Creedon served on the Boards of Directors of various business corporations over the years including ArvinMeritor, Melville, Nynex and New York Telephone Company, Praxair, Rockwell International, Sonat, St. Regis Paper and Union Carbide and on the Advisory Board of the Firemark Global Insurance Fund. Creedon was a member of the Advisory Board of a number of funds of Centre Partners Management LLC.

During President Reagan's tenure, he served as a member of the Presidential Commission on Executive, Judicial and Legislative Salaries and on the President's Commission on the HIV Epidemic. In 1987, Creedon served as chairman of the American Council of Life Insurance and as national chairman of the U.S. Savings Bonds campaign. He was also general chairman of the Greater New York Blood Program campaign for 1986 and 1987.

Creedon was also a trustee of New York University and New York University's Law Center Foundation. He served as an adjunct professor of law at New York University School of Law from 1962 to 1973, and was a trustee of the Practicing Law Institute from 1968 to 1981. He has also served as a director or trustee of a number of other non-profit organizations, including the National AIDS Fund and the French-American School of New York in Larchmont, where he served as Chairman. He was a member of the New York Bar and the Bar of the Supreme Court of the United States. Mr. Creedon was president of the American Bar Foundation from 1980 to 1982 and chairman of the Business Law Section of the American Bar Association in 1975 - 1976.

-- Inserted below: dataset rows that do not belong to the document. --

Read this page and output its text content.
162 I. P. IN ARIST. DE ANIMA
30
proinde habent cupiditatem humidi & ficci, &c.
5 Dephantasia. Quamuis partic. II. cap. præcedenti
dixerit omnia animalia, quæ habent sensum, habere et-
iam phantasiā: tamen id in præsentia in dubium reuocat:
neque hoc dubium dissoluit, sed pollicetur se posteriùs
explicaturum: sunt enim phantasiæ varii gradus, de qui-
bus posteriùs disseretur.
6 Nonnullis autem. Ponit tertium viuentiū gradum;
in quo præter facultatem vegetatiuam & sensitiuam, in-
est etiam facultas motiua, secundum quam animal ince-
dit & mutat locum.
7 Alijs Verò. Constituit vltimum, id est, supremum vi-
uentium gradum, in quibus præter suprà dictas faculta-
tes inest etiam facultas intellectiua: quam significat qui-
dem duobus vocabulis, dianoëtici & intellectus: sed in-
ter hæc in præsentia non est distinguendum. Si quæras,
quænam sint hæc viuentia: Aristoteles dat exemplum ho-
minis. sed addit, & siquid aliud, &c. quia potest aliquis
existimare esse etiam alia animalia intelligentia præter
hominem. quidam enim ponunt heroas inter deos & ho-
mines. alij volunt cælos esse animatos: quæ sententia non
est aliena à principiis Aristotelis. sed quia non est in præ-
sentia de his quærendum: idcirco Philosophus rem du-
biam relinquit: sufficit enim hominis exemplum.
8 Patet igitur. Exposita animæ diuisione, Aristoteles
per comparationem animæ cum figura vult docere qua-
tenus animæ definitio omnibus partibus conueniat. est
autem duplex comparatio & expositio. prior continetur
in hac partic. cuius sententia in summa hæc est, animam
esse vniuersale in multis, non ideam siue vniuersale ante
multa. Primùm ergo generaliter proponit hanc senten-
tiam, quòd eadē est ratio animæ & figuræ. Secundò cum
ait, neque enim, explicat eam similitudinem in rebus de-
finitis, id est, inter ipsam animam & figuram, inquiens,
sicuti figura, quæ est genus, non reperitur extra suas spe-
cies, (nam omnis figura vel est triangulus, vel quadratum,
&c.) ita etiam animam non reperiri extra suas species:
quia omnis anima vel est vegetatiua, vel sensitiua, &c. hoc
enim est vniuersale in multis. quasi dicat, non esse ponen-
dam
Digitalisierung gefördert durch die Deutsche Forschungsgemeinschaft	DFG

In the early 1970s, he served as Editor of the Business Lawyer, the pre-eminent legal periodical for business lawyers in the United States. He also served as a member of the Committee which prepared the Model Debenture Indenture and the Commentaries on its Provisions, a landmark project of the American Bar Foundation. Creedon wrote numerous articles published in the Business Lawyer and other legal publications.

He was president (1977–78) of the Association of Life Insurance Counsel, chairman (1981) of the Life Insurance Council of New York and the Business Council of New York State (1987).

In 1988, Creedon was made an honorary Girl Scout, and the Girl Scout Outdoor Education Center, a national training laboratory in outdoor education, was named the John J. Creedon Camp of Tomorrow in his honor. It is now known as John J. Creedon Education Center and is part of the Edith Macy Conference Center complex.

Creedon served as a consultant to the U.S. House Committee on Post Office and Civil Service from 1991 through 1994, assisting the Committee in the analysis of proposals to reform the Federal Employees Health Benefits Program.

==Personal life==
Creedon was married to Diane Ardouin, with whom he had twins—Jean-Philippe Creedon and Genevieve Creedon. He had four children—Juliette Kvernland, Michele (Wenzler) Fox, John Creedon and David Creedon—by his previous marriage to the late Vivian Elser. His six children gave him twelve grandchildren and four great grandchildren.

Creedon resided in Larchmont, New York for nearly 30 years and was a member of the Larchmont Yacht Club, USS Caliente (AO-53) Association, and the Blind Brook Club.

Creedon died in October 2020 at the age of 96.